Silva siempre le gustaron las cervezas en lata. Deberíamos comprar un cajón y llevarlo a

algún sitio.- María sobó su espalda y agregó: -Si vamos a tomar por él que sea en serio, esta

noche tiramos la casa por la ventana.- Enrique se empezó a entusiasmar y nos dijo a todos:

-Vamos al apartamento de Alfredito, en el camino hay un supermercado que abre las

veinticuatro horas. De paso compramos unas sopas y unas latas de fríjoles con carne que

tengo hambre.- Manuel replicó: -¿Y las latas de pintura que tenías en tu apartamento

Alfredito? ¿Ya las botaste?- A lo que yo respondí: -¿Las de Laurencena? Sí, esas ya no

están estorbando, podemos ir a mi apartamento y nos quedamos ahí hasta que salga el sol.-

Entonces María dijo: -¡Sí! Hoy nos vamos hasta el límite, al borde de nuestras vidas. Ver a

Alejandro tan muerto y tan sin vida me hizo pensar en lo atrapada que estoy dentro de la

mía. Hoy quiero defraudar tanta materialidad, quiero dejar de estar bien colocada, bien

puesta.- Rio tímida.
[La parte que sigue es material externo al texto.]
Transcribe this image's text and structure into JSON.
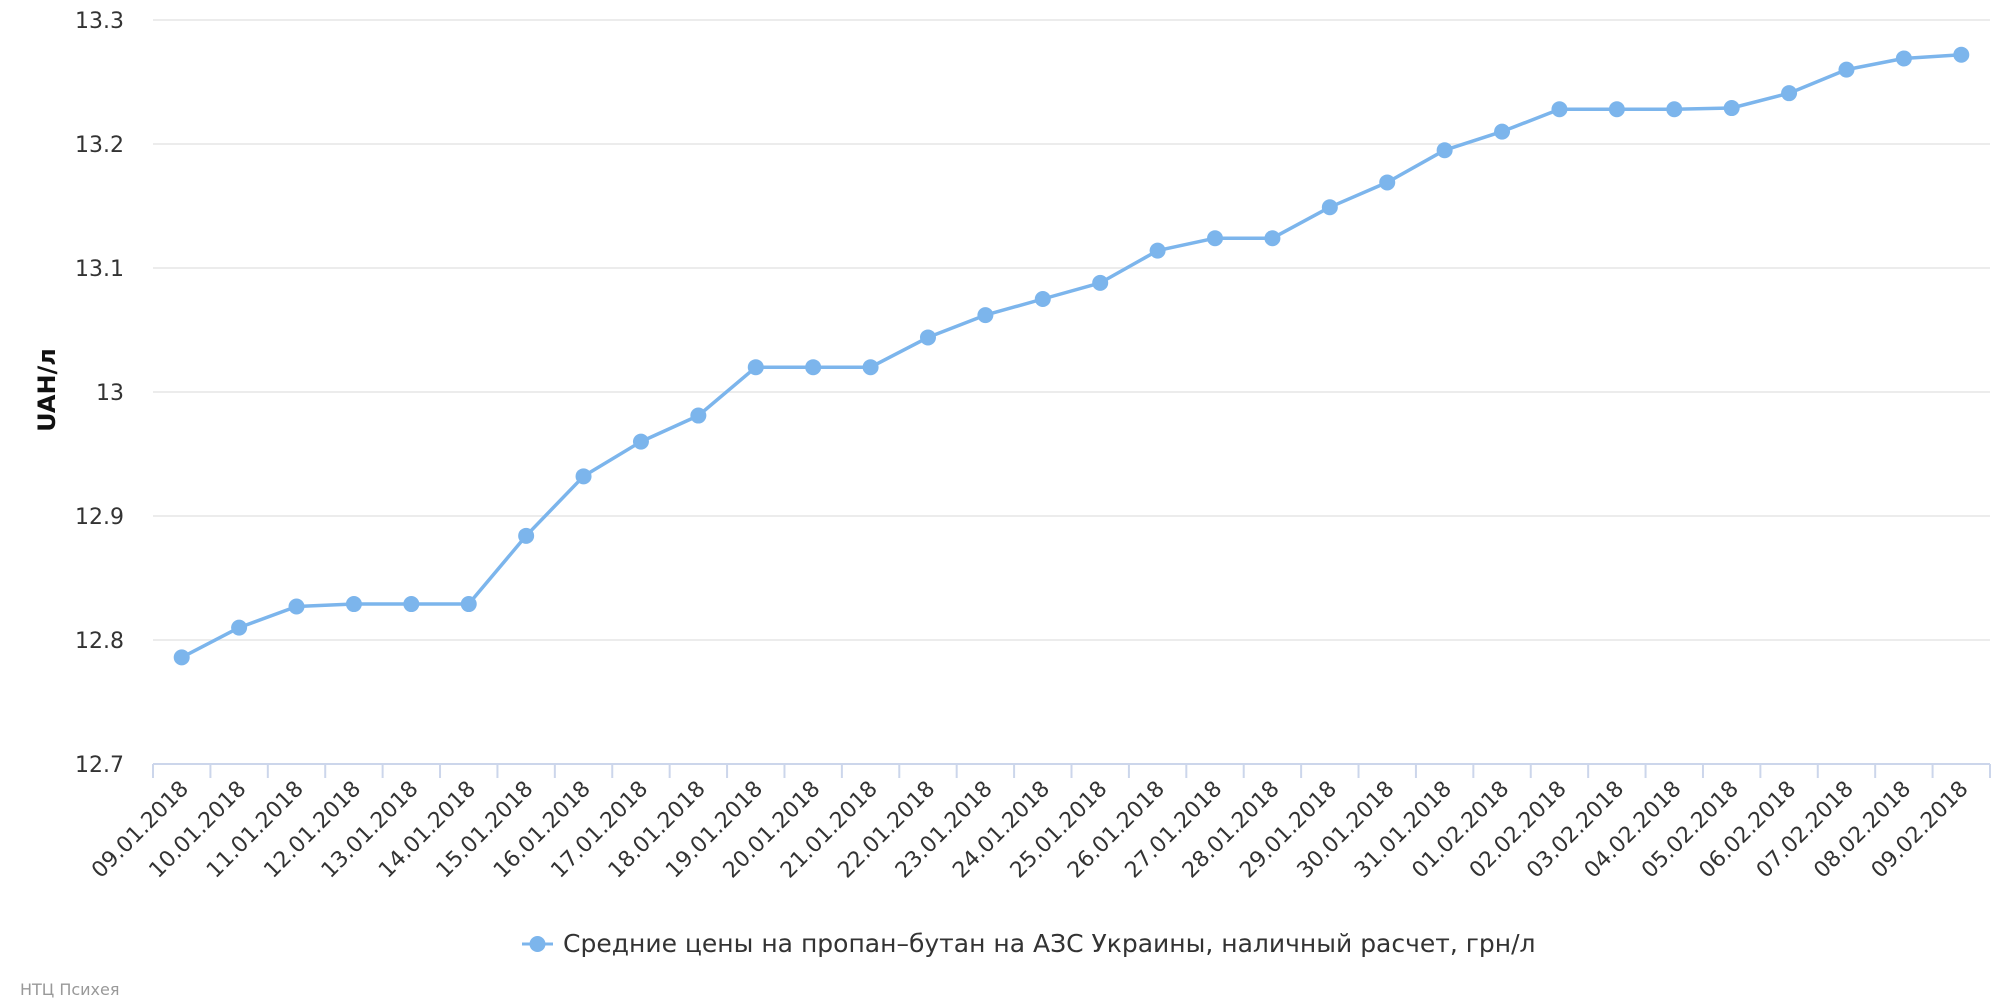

Nicolás la sujetó por la cintura: -Tu y yo mi amor, estamos contenidos

hasta que la muerte nos separe.- María respondió un poco indignada: -Tu y yo, para bien o

para mal, sí, pero esta noche es de todos nosotros. Esta noche la vamos a recordar, y si

dentro de un año nos vemos, pues la celebramos otra vez. Esta va a ser la noche de

Alejandro.- Manuel comentó: -Esta va a ser nuestra noche para recordarlo a él, ya no es

nada, lo abrimos de la vida a la que tenemos que acostumbrarnos. Polvo somos, barro… su

muerte será para ilusionarnos con la nuestra.- Con ese tono seguimos conversando hasta

llegar al supermercado, compramos las cervezas, los fríjoles, las sopas, caminos hasta mi

edificio, subimos en el ascensor al quinto piso, introduje la llave en la cerradura y giré el

picaporte de la puerta que se abrió para mostrarnos la sala saturada con el brillo de la luna

y el destello de las bombillas en las ventanas de la ciudad. Encendí las lámparas, abrimos

las cervezas, pasaron las horas, reímos, cantamos, llamamos por más alcohol, subimos,

bajamos, embriagados dentro de la densidad de nuestras vidas y la fragilidad férrea de sus bordes, éramos barro, latas, llegamos a ser algo, al fin, nada. Santiago Navarrete. 060416.